Potentially worse than the tax situation is that you could find that you don’t own your home. In some circumstances, the person creating the trust has been persuaded to step off and leave the professional firm as the only trustee. This means that they have the legal ownership and control of the assets in the trust, namely the home.

Trusts also now need to be registered with HMRC on the Trust Registration Service and there is a legal requirement to have this done. Often this has not been completed.

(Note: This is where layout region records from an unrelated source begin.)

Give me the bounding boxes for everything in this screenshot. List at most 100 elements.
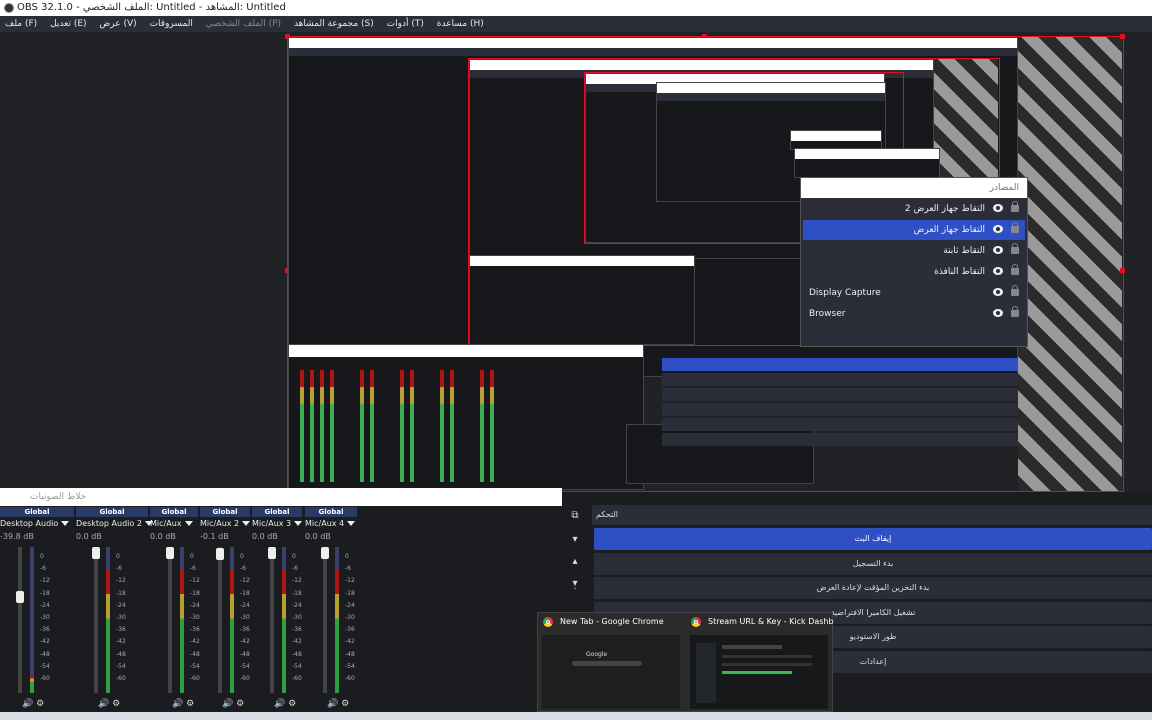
channel-name[interactable]: Mic/Aux 3 [252,517,303,531]
channel-label: Mic/Aux 3 [252,519,292,528]
chevron-down-icon[interactable] [347,521,356,526]
start-replay-buffer-button[interactable]: بدء التخزين المؤقت لإعادة العرض [594,577,1152,599]
volume-fader[interactable] [92,547,100,693]
gear-icon[interactable]: ⚙ [288,699,296,709]
resize-handle[interactable] [1120,268,1125,273]
gear-icon[interactable]: ⚙ [341,699,349,709]
visibility-eye-icon[interactable] [993,309,1003,317]
menu-file[interactable]: ملف (F) [0,16,42,32]
recursive-sources-2 [794,148,940,178]
volume-meter [282,547,286,693]
recursive-controls [662,358,1018,466]
fader-knob[interactable] [268,547,276,559]
menu-edit[interactable]: تعديل (E) [45,16,91,32]
menu-docks[interactable]: المسروقات [145,16,198,32]
meter-scale-tick: -24 [190,601,200,609]
chevron-down-icon[interactable] [184,521,193,526]
meter-scale-tick: -6 [240,565,246,573]
resize-handle[interactable] [1120,34,1125,39]
visibility-eye-icon[interactable] [993,288,1003,296]
chevron-down-icon[interactable] [242,521,251,526]
start-recording-button[interactable]: بدء التسجيل [594,552,1152,575]
speaker-icon[interactable]: 🔊 [327,699,338,709]
chevron-down-icon[interactable] [61,521,70,526]
channel-name[interactable]: Desktop Audio 2 [76,517,153,531]
gear-icon[interactable]: ⚙ [36,699,44,709]
source-item[interactable]: التقاط جهاز العرض 2 [803,199,1025,219]
fader-knob[interactable] [216,548,224,560]
chevron-down-icon[interactable] [294,521,303,526]
gear-icon[interactable]: ⚙ [112,699,120,709]
source-item[interactable]: Display Capture [803,283,1025,303]
fader-knob[interactable] [321,547,329,559]
meter-level [180,569,184,693]
lock-icon[interactable] [1011,201,1019,212]
gear-icon[interactable]: ⚙ [186,699,194,709]
menu-view[interactable]: عرض (V) [94,16,141,32]
visibility-eye-icon[interactable] [993,204,1003,212]
meter-scale-tick: -12 [40,577,50,585]
meter-scale-tick: 0 [345,553,349,560]
meter-scale-tick: -54 [345,662,355,670]
more-options-icon[interactable]: ⋮ [568,579,582,593]
speaker-icon[interactable]: 🔊 [22,699,33,709]
audio-mixer-header: خلاط الصوتيات [0,488,562,506]
source-item[interactable]: التقاط ثابتة [803,241,1025,261]
meter-scale-tick: -42 [345,638,355,646]
gear-icon[interactable]: ⚙ [236,699,244,709]
source-item[interactable]: Browser [803,304,1025,324]
speaker-icon[interactable]: 🔊 [222,699,233,709]
channel-name[interactable]: Mic/Aux 4 [305,517,357,531]
fader-knob[interactable] [166,547,174,559]
lock-icon[interactable] [1011,285,1019,296]
channel-name[interactable]: Mic/Aux [150,517,198,531]
lock-icon[interactable] [1011,264,1019,275]
menu-help[interactable]: مساعدة (H) [432,16,489,32]
speaker-icon[interactable]: 🔊 [172,699,183,709]
dock-toggle-icon[interactable]: ⧉ [568,509,582,523]
lock-icon[interactable] [1011,243,1019,254]
meter-scale-tick: -24 [292,601,302,609]
google-logo: Google [586,651,608,658]
meter-scale-tick: 0 [240,553,244,560]
speaker-icon[interactable]: 🔊 [98,699,109,709]
channel-name[interactable]: Mic/Aux 2 [200,517,251,531]
thumbnail-kick-dashboard[interactable]: Stream URL & Key - Kick Dashb... [686,613,834,713]
global-badge: Global [200,507,250,517]
meter-scale: 0 -6 -12 -18 -24 -30 -36 -42 -48 -54 -60 [116,551,126,685]
meter-scale-tick: 0 [116,553,120,560]
meter-scale-tick: -18 [190,589,200,597]
volume-fader[interactable] [216,547,224,693]
lock-icon[interactable] [1011,306,1019,317]
fader-knob[interactable] [92,547,100,559]
stop-streaming-button[interactable]: إيقاف البث [594,528,1152,550]
meter-scale: 0 -6 -12 -18 -24 -30 -36 -42 -48 -54 -60 [292,551,302,685]
lock-icon[interactable] [1011,222,1019,233]
source-item[interactable]: التقاط جهاز العرض [803,220,1025,240]
speaker-icon[interactable]: 🔊 [274,699,285,709]
chevron-down-icon[interactable]: ▾ [568,533,582,547]
visibility-eye-icon[interactable] [993,246,1003,254]
volume-fader[interactable] [321,547,329,693]
meter-scale-tick: -24 [40,601,50,609]
menu-profile[interactable]: الملف الشخصي (P) [201,16,286,32]
menu-tools[interactable]: أدوات (T) [382,16,429,32]
visibility-eye-icon[interactable] [993,225,1003,233]
meter-scale-tick: -30 [240,614,250,622]
channel-name[interactable]: Desktop Audio [0,517,74,531]
source-label: Browser [809,309,846,319]
meter-scale-tick: -42 [292,638,302,646]
visibility-eye-icon[interactable] [993,267,1003,275]
menu-scene-collection[interactable]: مجموعة المشاهد (S) [289,16,379,32]
chevron-up-icon[interactable]: ▴ [568,555,582,569]
volume-fader[interactable] [16,547,24,693]
mixer-channel: Global Mic/Aux 0.0 dB 0 -6 -12 -18 -24 -30 -36… [150,507,200,712]
meter-level [106,569,110,693]
volume-fader[interactable] [268,547,276,693]
volume-fader[interactable] [166,547,174,693]
source-item[interactable]: التقاط النافذة [803,262,1025,282]
meter-scale-tick: -30 [345,614,355,622]
meter-scale-tick: -54 [190,662,200,670]
fader-knob[interactable] [16,591,24,603]
thumbnail-chrome-newtab[interactable]: New Tab - Google Chrome Google [538,613,686,713]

Deprivation of assets concerns

There is also the potential deprivation of assets implications for care fee purposes that needs to be considered. Just because the property is in a trust, it does not mean that it cannot be assessed for care fee purposes if the local authority deem that you only put the asset into trust to stop it being assessed. Contrary to some opinion, there is no deadline for a deprivation of assets claim.

So what can you do if you are in this situation?

The first thing is not to panic. An experienced qualified solicitor or qualified tax adviser will be able to help you to understand the position and advise you accordingly. Trustees can sometimes be removed without getting the former firm involved, it depends on the wording of the trust deed and current position. However, changing the legal title at the Land Registry will mean that the former trustees must sign the transfer paperwork.

Changing the trustees is the first step in taking back control of the home and other assets in the trust. Then, you can make an informed decision on whether to keep the trust or wind it up. Every client will have different needs and there is no “one size fits all” answer.

The Private Client team at Gepp Solicitors have experience with these trusts and we have helped our clients to make the right decisions for them.